Note that the scheme’s previous valuation was carried out with an effective date of 30 September 2017. This valuation showed assets of £120.0m, liabilities of £145.9m and a deficit of £25.9m. To eliminate this funding shortfall, the Trustee asked the participating employers to pay additional contributions to the scheme as follows:
Deficit contributions
From 1 April 2019 to 30 September 2026: | £1,404,638 per annum (payable monthly and increasing by 3% each year on 1st April) |
From 1 April 2019 to 30 September 2027: | £136,701 per annum (payable monthly and increasing by 3% each year on 1st April) |
The recovery plan contributions are allocated to each participating employer in line with their estimated share of the scheme liabilities.
Where the scheme is in deficit and where the company has agreed to a deficit funding arrangement the company recognises a liability for this obligation. The amount recognised is the net present value of the deficit reduction contributions payable under the agreement that relates to the deficit. The present value is calculated using the discount rate detailed in these disclosures. The unwinding of the discount rate is recognised as a finance cost.

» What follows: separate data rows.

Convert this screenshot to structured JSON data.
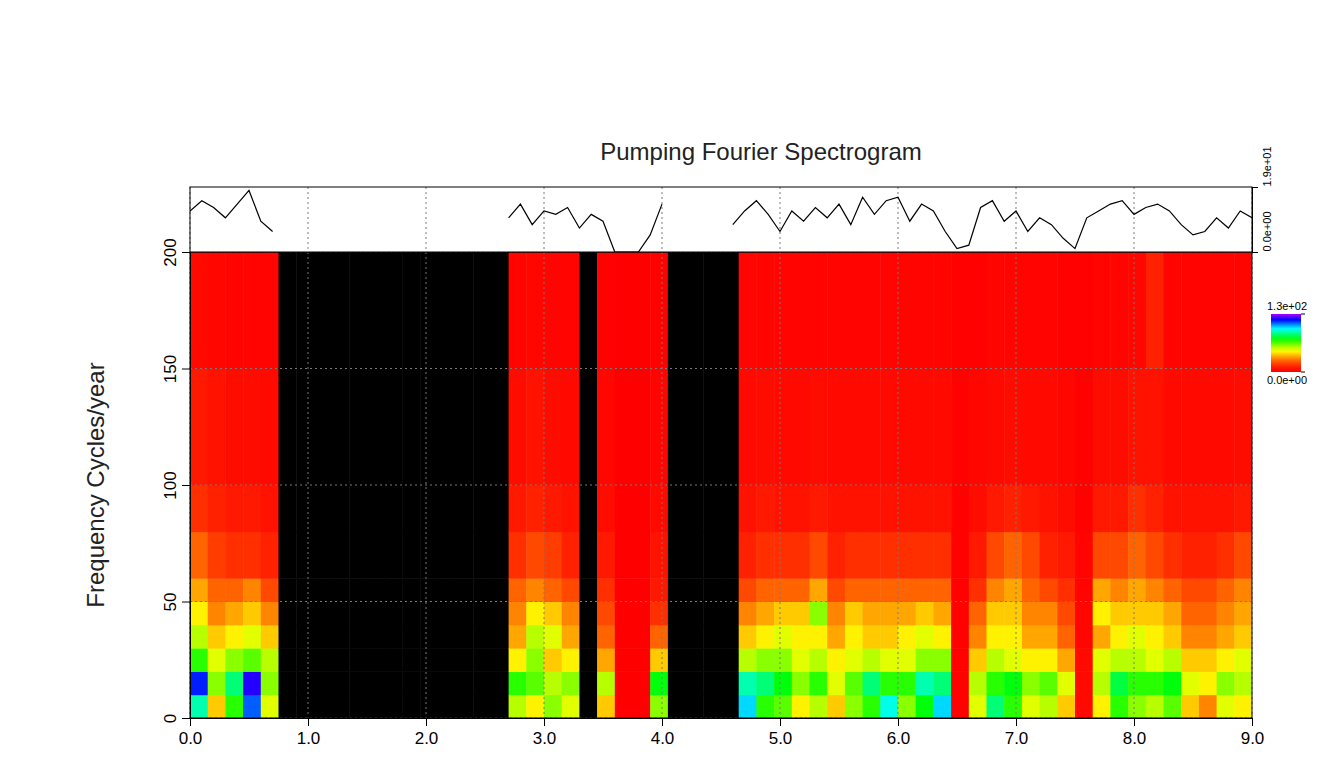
{
  "chart_data": [
    {
      "type": "line",
      "title": "Pumping Fourier Spectrogram",
      "color": "#000000",
      "x": [
        0,
        0.1,
        0.2,
        0.3,
        0.4,
        0.5,
        0.6,
        0.7,
        0.8,
        0.9,
        1,
        1.1,
        1.2,
        1.3,
        1.4,
        1.5,
        1.6,
        1.7,
        1.8,
        1.9,
        2,
        2.1,
        2.2,
        2.3,
        2.4,
        2.5,
        2.6,
        2.7,
        2.8,
        2.9,
        3,
        3.1,
        3.2,
        3.3,
        3.4,
        3.5,
        3.6,
        3.7,
        3.8,
        3.9,
        4,
        4.1,
        4.2,
        4.3,
        4.4,
        4.5,
        4.6,
        4.7,
        4.8,
        4.9,
        5,
        5.1,
        5.2,
        5.3,
        5.4,
        5.5,
        5.6,
        5.7,
        5.8,
        5.9,
        6,
        6.1,
        6.2,
        6.3,
        6.4,
        6.5,
        6.6,
        6.7,
        6.8,
        6.9,
        7,
        7.1,
        7.2,
        7.3,
        7.4,
        7.5,
        7.6,
        7.7,
        7.8,
        7.9,
        8,
        8.1,
        8.2,
        8.3,
        8.4,
        8.5,
        8.6,
        8.7,
        8.8,
        8.9,
        9
      ],
      "values": [
        12,
        15,
        13,
        10,
        14,
        18,
        9,
        6,
        null,
        null,
        null,
        null,
        null,
        null,
        null,
        null,
        null,
        null,
        null,
        null,
        null,
        null,
        null,
        null,
        null,
        null,
        null,
        10,
        14,
        8,
        12,
        11,
        13,
        7,
        11,
        9,
        0,
        0,
        0,
        5,
        14,
        null,
        null,
        null,
        null,
        null,
        8,
        12,
        15,
        11,
        6,
        12,
        9,
        13,
        10,
        14,
        8,
        16,
        11,
        15,
        16,
        9,
        14,
        12,
        6,
        1,
        2,
        13,
        15,
        9,
        12,
        6,
        10,
        8,
        4,
        1,
        10,
        12,
        14,
        15,
        11,
        13,
        14,
        12,
        8,
        5,
        6,
        10,
        7,
        12,
        10
      ],
      "xlim": [
        0,
        9
      ],
      "ylim": [
        0,
        19
      ],
      "xticks": [
        0,
        1,
        2,
        3,
        4,
        5,
        6,
        7,
        8,
        9
      ],
      "yticks": [
        {
          "value": 0,
          "label": "0.0e+00"
        },
        {
          "value": 19,
          "label": "1.9e+01"
        }
      ],
      "grid": true,
      "tick_labels": "y"
    },
    {
      "type": "heatmap",
      "ylabel": "Frequency Cycles/year",
      "x_edges": [
        0,
        0.15,
        0.3,
        0.45,
        0.6,
        0.75,
        0.9,
        1.05,
        1.2,
        1.35,
        1.5,
        1.65,
        1.8,
        1.95,
        2.1,
        2.25,
        2.4,
        2.55,
        2.7,
        2.85,
        3,
        3.15,
        3.3,
        3.45,
        3.6,
        3.75,
        3.9,
        4.05,
        4.2,
        4.35,
        4.5,
        4.65,
        4.8,
        4.95,
        5.1,
        5.25,
        5.4,
        5.55,
        5.7,
        5.85,
        6,
        6.15,
        6.3,
        6.45,
        6.6,
        6.75,
        6.9,
        7.05,
        7.2,
        7.35,
        7.5,
        7.65,
        7.8,
        7.95,
        8.1,
        8.25,
        8.4,
        8.55,
        8.7,
        8.85,
        9
      ],
      "y_edges": [
        0,
        10,
        20,
        30,
        40,
        50,
        60,
        80,
        100,
        150,
        200
      ],
      "cells": [
        [
          90,
          115,
          70,
          55,
          45,
          35,
          25,
          15,
          10,
          5
        ],
        [
          40,
          60,
          50,
          40,
          30,
          25,
          18,
          12,
          8,
          4
        ],
        [
          70,
          85,
          60,
          45,
          35,
          25,
          15,
          10,
          6,
          3
        ],
        [
          110,
          120,
          65,
          50,
          40,
          30,
          15,
          10,
          6,
          3
        ],
        [
          50,
          60,
          55,
          40,
          30,
          20,
          12,
          8,
          5,
          3
        ],
        [
          null,
          null,
          null,
          null,
          null,
          null,
          null,
          null,
          null,
          null
        ],
        [
          null,
          null,
          null,
          null,
          null,
          null,
          null,
          null,
          null,
          null
        ],
        [
          null,
          null,
          null,
          null,
          null,
          null,
          null,
          null,
          null,
          null
        ],
        [
          null,
          null,
          null,
          null,
          null,
          null,
          null,
          null,
          null,
          null
        ],
        [
          null,
          null,
          null,
          null,
          null,
          null,
          null,
          null,
          null,
          null
        ],
        [
          null,
          null,
          null,
          null,
          null,
          null,
          null,
          null,
          null,
          null
        ],
        [
          null,
          null,
          null,
          null,
          null,
          null,
          null,
          null,
          null,
          null
        ],
        [
          null,
          null,
          null,
          null,
          null,
          null,
          null,
          null,
          null,
          null
        ],
        [
          null,
          null,
          null,
          null,
          null,
          null,
          null,
          null,
          null,
          null
        ],
        [
          null,
          null,
          null,
          null,
          null,
          null,
          null,
          null,
          null,
          null
        ],
        [
          null,
          null,
          null,
          null,
          null,
          null,
          null,
          null,
          null,
          null
        ],
        [
          null,
          null,
          null,
          null,
          null,
          null,
          null,
          null,
          null,
          null
        ],
        [
          null,
          null,
          null,
          null,
          null,
          null,
          null,
          null,
          null,
          null
        ],
        [
          55,
          70,
          45,
          35,
          30,
          25,
          15,
          10,
          6,
          3
        ],
        [
          45,
          65,
          60,
          55,
          45,
          30,
          20,
          12,
          8,
          4
        ],
        [
          60,
          55,
          40,
          50,
          40,
          25,
          18,
          10,
          6,
          3
        ],
        [
          50,
          60,
          45,
          35,
          30,
          20,
          12,
          8,
          5,
          3
        ],
        [
          null,
          null,
          null,
          null,
          null,
          null,
          null,
          null,
          null,
          null
        ],
        [
          40,
          55,
          35,
          25,
          20,
          15,
          10,
          6,
          4,
          2
        ],
        [
          0,
          0,
          0,
          0,
          0,
          0,
          0,
          0,
          0,
          0
        ],
        [
          0,
          0,
          0,
          0,
          0,
          0,
          0,
          0,
          0,
          0
        ],
        [
          60,
          75,
          40,
          25,
          15,
          10,
          8,
          5,
          3,
          2
        ],
        [
          null,
          null,
          null,
          null,
          null,
          null,
          null,
          null,
          null,
          null
        ],
        [
          null,
          null,
          null,
          null,
          null,
          null,
          null,
          null,
          null,
          null
        ],
        [
          null,
          null,
          null,
          null,
          null,
          null,
          null,
          null,
          null,
          null
        ],
        [
          null,
          null,
          null,
          null,
          null,
          null,
          null,
          null,
          null,
          null
        ],
        [
          100,
          90,
          55,
          40,
          30,
          20,
          12,
          8,
          5,
          3
        ],
        [
          70,
          85,
          60,
          45,
          35,
          25,
          15,
          10,
          6,
          3
        ],
        [
          65,
          75,
          60,
          50,
          40,
          25,
          15,
          8,
          5,
          3
        ],
        [
          45,
          60,
          50,
          45,
          40,
          25,
          15,
          8,
          5,
          3
        ],
        [
          55,
          70,
          55,
          45,
          60,
          35,
          20,
          10,
          6,
          3
        ],
        [
          40,
          50,
          45,
          35,
          30,
          20,
          12,
          8,
          5,
          3
        ],
        [
          60,
          65,
          50,
          45,
          40,
          25,
          15,
          8,
          5,
          3
        ],
        [
          70,
          85,
          55,
          40,
          35,
          25,
          15,
          8,
          5,
          3
        ],
        [
          95,
          70,
          50,
          40,
          35,
          25,
          15,
          8,
          5,
          3
        ],
        [
          60,
          70,
          50,
          45,
          35,
          25,
          15,
          8,
          5,
          3
        ],
        [
          75,
          90,
          60,
          50,
          40,
          25,
          15,
          8,
          5,
          3
        ],
        [
          100,
          85,
          60,
          45,
          35,
          25,
          15,
          8,
          5,
          3
        ],
        [
          2,
          2,
          2,
          2,
          2,
          2,
          2,
          2,
          2,
          2
        ],
        [
          50,
          55,
          40,
          30,
          25,
          15,
          10,
          6,
          4,
          2
        ],
        [
          85,
          70,
          55,
          45,
          40,
          30,
          20,
          10,
          5,
          3
        ],
        [
          70,
          75,
          50,
          45,
          40,
          35,
          25,
          12,
          6,
          3
        ],
        [
          50,
          60,
          45,
          35,
          30,
          25,
          20,
          10,
          5,
          3
        ],
        [
          55,
          65,
          45,
          35,
          30,
          20,
          12,
          8,
          5,
          3
        ],
        [
          40,
          50,
          35,
          25,
          20,
          15,
          10,
          6,
          4,
          2
        ],
        [
          5,
          5,
          5,
          4,
          4,
          3,
          3,
          2,
          2,
          2
        ],
        [
          45,
          55,
          50,
          35,
          45,
          35,
          20,
          10,
          6,
          3
        ],
        [
          70,
          80,
          55,
          45,
          40,
          30,
          20,
          10,
          6,
          3
        ],
        [
          60,
          70,
          55,
          50,
          40,
          35,
          25,
          15,
          8,
          4
        ],
        [
          55,
          70,
          50,
          45,
          40,
          30,
          20,
          12,
          8,
          12
        ],
        [
          65,
          75,
          55,
          40,
          35,
          25,
          15,
          8,
          5,
          3
        ],
        [
          40,
          50,
          40,
          30,
          25,
          20,
          12,
          8,
          5,
          3
        ],
        [
          30,
          45,
          40,
          30,
          25,
          20,
          12,
          8,
          5,
          3
        ],
        [
          50,
          60,
          45,
          35,
          30,
          25,
          15,
          8,
          5,
          3
        ],
        [
          45,
          55,
          50,
          40,
          35,
          30,
          20,
          10,
          6,
          3
        ]
      ],
      "xlim": [
        0,
        9
      ],
      "ylim": [
        0,
        200
      ],
      "xticks": [
        {
          "value": 0,
          "label": "0.0"
        },
        {
          "value": 1,
          "label": "1.0"
        },
        {
          "value": 2,
          "label": "2.0"
        },
        {
          "value": 3,
          "label": "3.0"
        },
        {
          "value": 4,
          "label": "4.0"
        },
        {
          "value": 5,
          "label": "5.0"
        },
        {
          "value": 6,
          "label": "6.0"
        },
        {
          "value": 7,
          "label": "7.0"
        },
        {
          "value": 8,
          "label": "8.0"
        },
        {
          "value": 9,
          "label": "9.0"
        }
      ],
      "yticks": [
        0,
        50,
        100,
        150,
        200
      ],
      "grid": true,
      "colorbar": {
        "range": [
          0,
          130
        ],
        "ticks": [
          {
            "value": 0,
            "label": "0.0e+00"
          },
          {
            "value": 130,
            "label": "1.3e+02"
          }
        ]
      }
    }
  ]
}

PRESENT VALUES OF PROVISION
| 31 March 2023 (£s) | 31 March 2022 (£s) | 31 March 2021 (£s) |
Present value of provision | 5,659 | 10,396 | 32,494 |
RECONCILIATION OF OPENING AND CLOSING PROVISIONS
| Period Ending 31 March 2023 (£s) | Period Ending 31 March 2022 (£s) |
Provision at start of period | 10,396 | 32,494 |
Unwinding of the discount factor (interest expense) | 179 | 255 |
Deficit contribution paid | (4,824) | (5,650) |
Remeasurements - impact of any change in assumptions | (92) | (155) |
Remeasurements - amendments to the contribution schedule | - | (16,548) |
Provision at end of period | 5,659 | 10,396 |
INCOME AND EXPENDITURE IMPACT
| Period Ending 31 March 2023 (£s) | Period Ending 31 March 2022 (£s) |
Interest expense | 179 | 255 |
Remeasurements – impact of any change in assumptions | (92) | (55) |
Remeasurements - amendments to the contribution schedule | - | (16,548) |
ASSUMPTIONS
| 31 March 2023 % per annum | 31 March 2022 % per annum | 31 March 2021 % per annum |
Rate of discount | 5.40 | 2.30 | 0.86 |
The discount rates shown above are the equivalent single discount rates which, when used to discount the future recovery plan contributions due, would give the same results as using a full AA corporate bond yield curve to discount the same recovery plan contributions.
DEFICIT CONTRIBUTIONS SCHEDULE
Year ending | 31 March 2023 (£s) | 31 March 2022 (£s) | 31 March 2021 (£s) |
Year 1 | 4,969 | 4,824 | 5,650 |
Year 2 | 853 | 4,969 | 5,820 |
Year 3 | - | 853 | 5,995 |
Year 4 | - | - | 6,174 |
Year 5 | - | - | 6,360 |
Year 6 | - | - | 3,275 |
The company must recognise a liability measured as the present value of the contributions payable that arise from the deficit recovery agreement and the resulting expense in the income and expenditure account i.e. the unwinding of the discount rate as a finance cost in the period in which it arises.
It is these contributions that have been used to derive the company's balance sheet liability.